16.10.2024
Historischer Disput zwischen Macron und Netanjahu

Israels Regierungschef und Frankreichs Staatspräsident haben sich schon wiederholt öffentlich kritisiert. Jetzt streiten sie sogar über historische Fragen. Nach einem Telefonat ist Benjamin Netanjahu empört, wie die F.A.Z berichtet.

Im Streit über israelische Angriffe auf UN-Friedenstruppen im Libanon verschärft sich der Ton zwischen Israels Ministerpräsident Benjamin Netanjahu und Frankreichs Staatschef Emmanuel Macron. In einem Telefonat hatte Macron nach Angaben des Élysée-Palasts seine Empörung über die Angriffe vorgebracht. Israel müsse sofort aufhören, die Blauhelmsoldaten zum Ziel zu nehmen. Dies sei nicht zu rechtfertigen.

Israel betont, es nehme keinesfalls UN-Truppen zum Ziel und wirft wiederum der libanesischen Hisbollah vor, diese als Schutzschilde zu missbrauchen.

Französische Medien berichteten zudem von einer Mahnung Macrons in Richtung Netanjahu: Dieser solle nicht vergessen, dass Israel durch eine Entscheidung der UN gegründet worden sei, sagte Macron den Berichten zufolge bei einer Kabinettssitzung. Es sei jetzt nicht der richtige Zeitpunkt, sich von den Entscheidungen der Vereinten Nationen zu distanzieren. Französische Medien bezogen sich bei der Aussage auf Teilnehmer der Sitzung, der Élysée-Palast äußerte sich auf Nachfrage zunächst nicht.

Netanjahu reagierte empört auf Macrons Bemerkung und veröffentliche eine scharf formulierte „Erinnerung für den Präsidenten Frankreichs“. Der Staat Israel sei nicht durch eine UN-Resolution geschaffen worden, „sondern durch den Sieg, der im Unabhängigkeitskrieg mit dem Blut heldenhafter Kämpfer errungen wurde, von denen viele Überlebende des Holocaust waren, darunter auch des Vichy-Regimes in Frankreich“, betonte Netanjahu und zog so einen Bogen zu Frankreichs Mitverantwortung für die Shoah.

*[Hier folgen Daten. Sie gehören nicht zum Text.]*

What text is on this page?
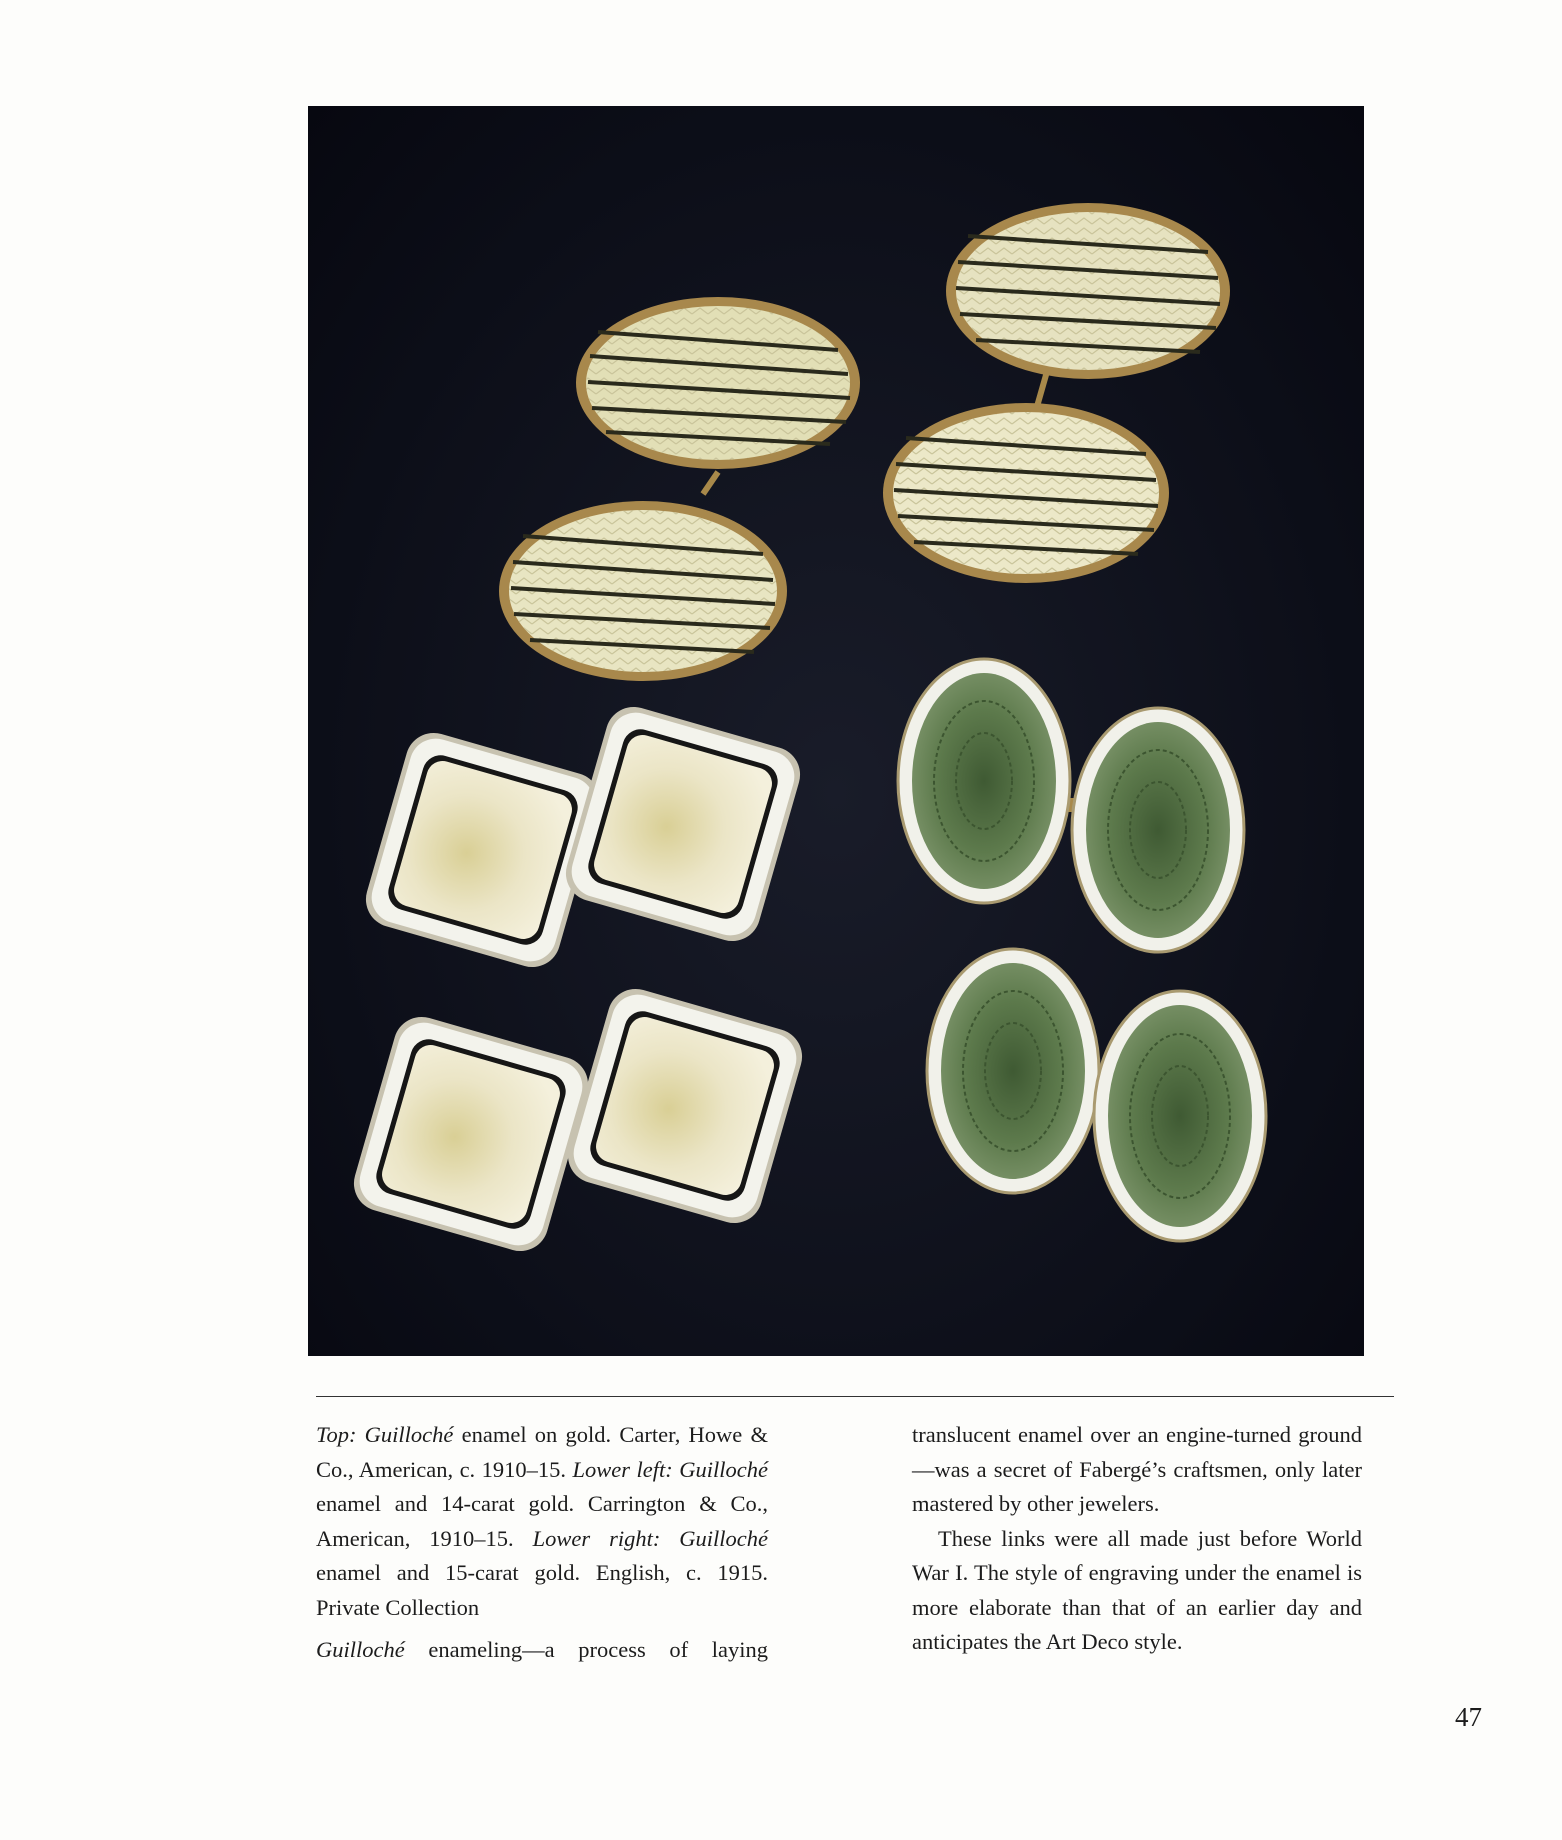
Top: Guilloché enamel on gold. Carter, Howe & Co., American, c. 1910–15. Lower left: Guilloché enamel and 14-carat gold. Carrington & Co., American, 1910–15. Lower right: Guilloché enamel and 15-carat gold. English, c. 1915. Private Collection

Guilloché enameling—a process of laying

translucent enamel over an engine-turned ground—was a secret of Fabergé’s craftsmen, only later mastered by other jewelers.

These links were all made just before World War I. The style of engraving under the enamel is more elaborate than that of an earlier day and anticipates the Art Deco style.

47
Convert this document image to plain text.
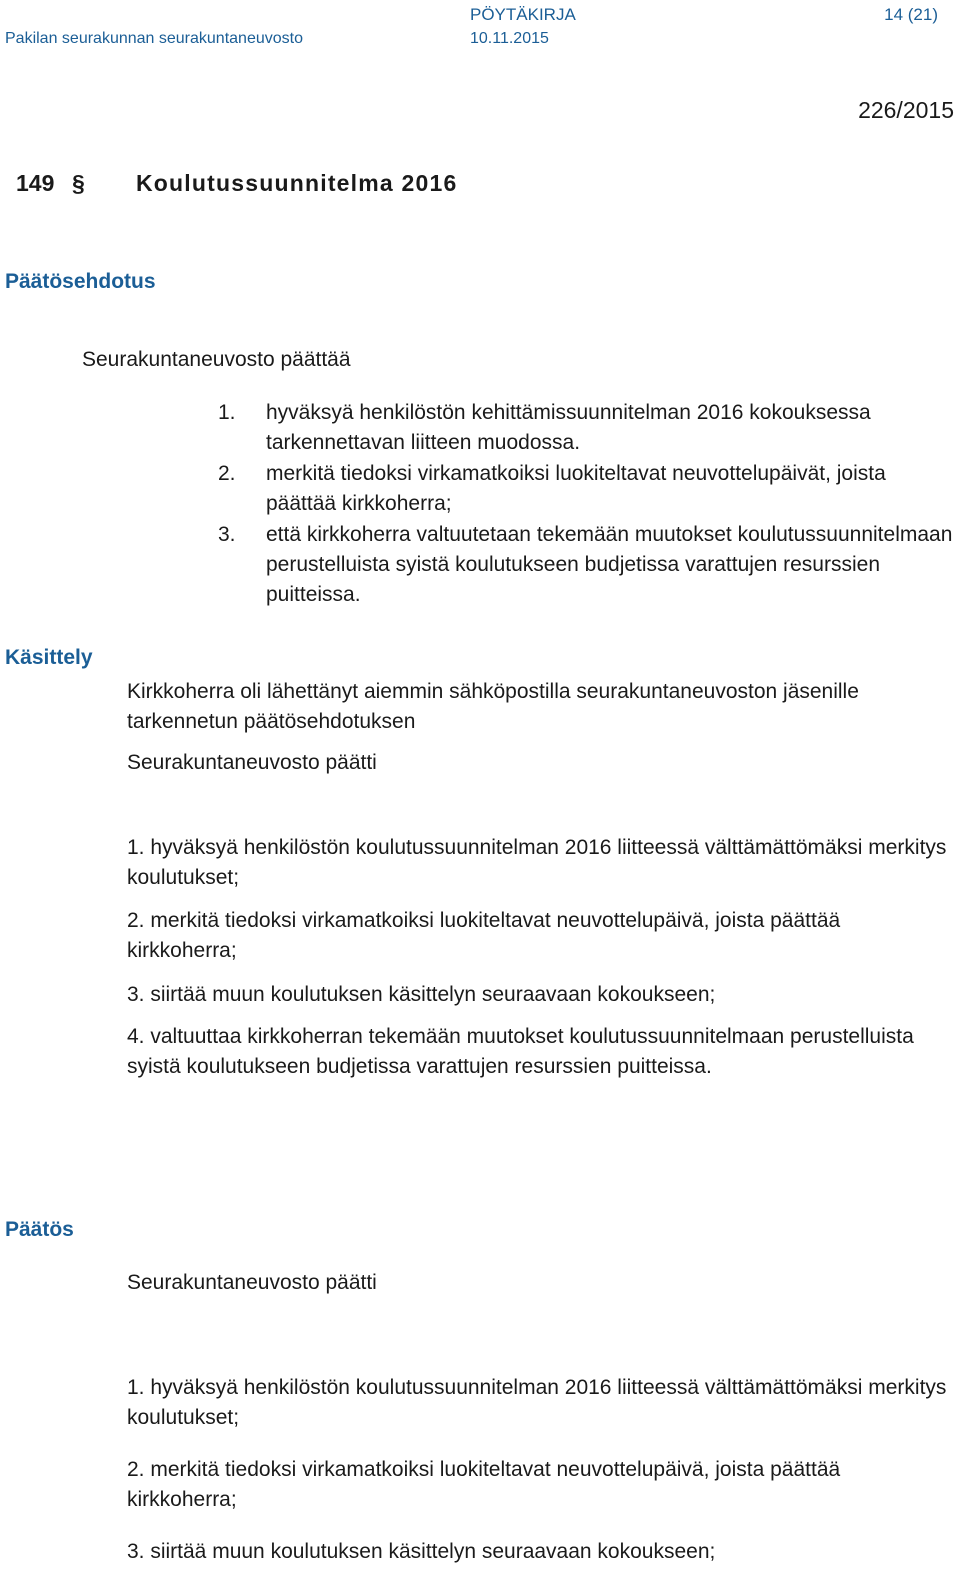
Pakilan seurakunnan seurakuntaneuvosto
PÖYTÄKIRJA
10.11.2015
14 (21)
226/2015
149 § Koulutussuunnitelma 2016
Päätösehdotus
Seurakuntaneuvosto päättää
1. hyväksyä henkilöstön kehittämissuunnitelman 2016 kokouksessa tarkennettavan liitteen muodossa.
2. merkitä tiedoksi virkamatkoiksi luokiteltavat neuvottelupäivät, joista päättää kirkkoherra;
3. että kirkkoherra valtuutetaan tekemään muutokset koulutussuunnitelmaan perustelluista syistä koulutukseen budjetissa varattujen resurssien puitteissa.
Käsittely
Kirkkoherra oli lähettänyt aiemmin sähköpostilla seurakuntaneuvoston jäsenille tarkennetun päätösehdotuksen
Seurakuntaneuvosto päätti
1. hyväksyä henkilöstön koulutussuunnitelman 2016 liitteessä välttämättömäksi merkitys koulutukset;
2. merkitä tiedoksi virkamatkoiksi luokiteltavat neuvottelupäivä, joista päättää kirkkoherra;
3. siirtää muun koulutuksen käsittelyn seuraavaan kokoukseen;
4. valtuuttaa kirkkoherran tekemään muutokset koulutussuunnitelmaan perustelluista syistä koulutukseen budjetissa varattujen resurssien puitteissa.
Päätös
Seurakuntaneuvosto päätti
1. hyväksyä henkilöstön koulutussuunnitelman 2016 liitteessä välttämättömäksi merkitys koulutukset;
2. merkitä tiedoksi virkamatkoiksi luokiteltavat neuvottelupäivä, joista päättää kirkkoherra;
3. siirtää muun koulutuksen käsittelyn seuraavaan kokoukseen;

1947 hatte die UN-Generalversammlung einen Teilungsplan für Palästina verabschiedet, der einen jüdischen und einen arabischen Staat zwischen Mittelmeer und Jordan vorsah. Dazu kam es nicht, die arabischen Nachbarstaaten erkannten den Plan nicht an. Am 14. Mai 1948 verkündete David Ben-Gurion die Gründung des modernen Staats Israels, in der darauffolgenden Nacht überfielen die arabischen Nachbarn Israel. Der Krieg endete im Januar 1949 mit dem militärischen Sieg Israels.

Der Vorsitzende des jüdischen Dachverbands in Frankreich kritisierte Macrons Haltung. „Wenn diese Bemerkungen stimmen, dann handelt es sich sowohl um einen historischen als auch einen politischen Fehler“, schriebt der Vorsitzende des Dachverbands Yonathan Arfi im Onlinedienst X. Sie bedeuteten, „die hundertjährige Geschichte des Zionismus und die Opfer von Tausenden zu missachten“, fügte er hinzu. Zudem unterstützten solche Bemerkungen diejenigen, die das Existenzrecht Israels bestritten, erklärte Arfi.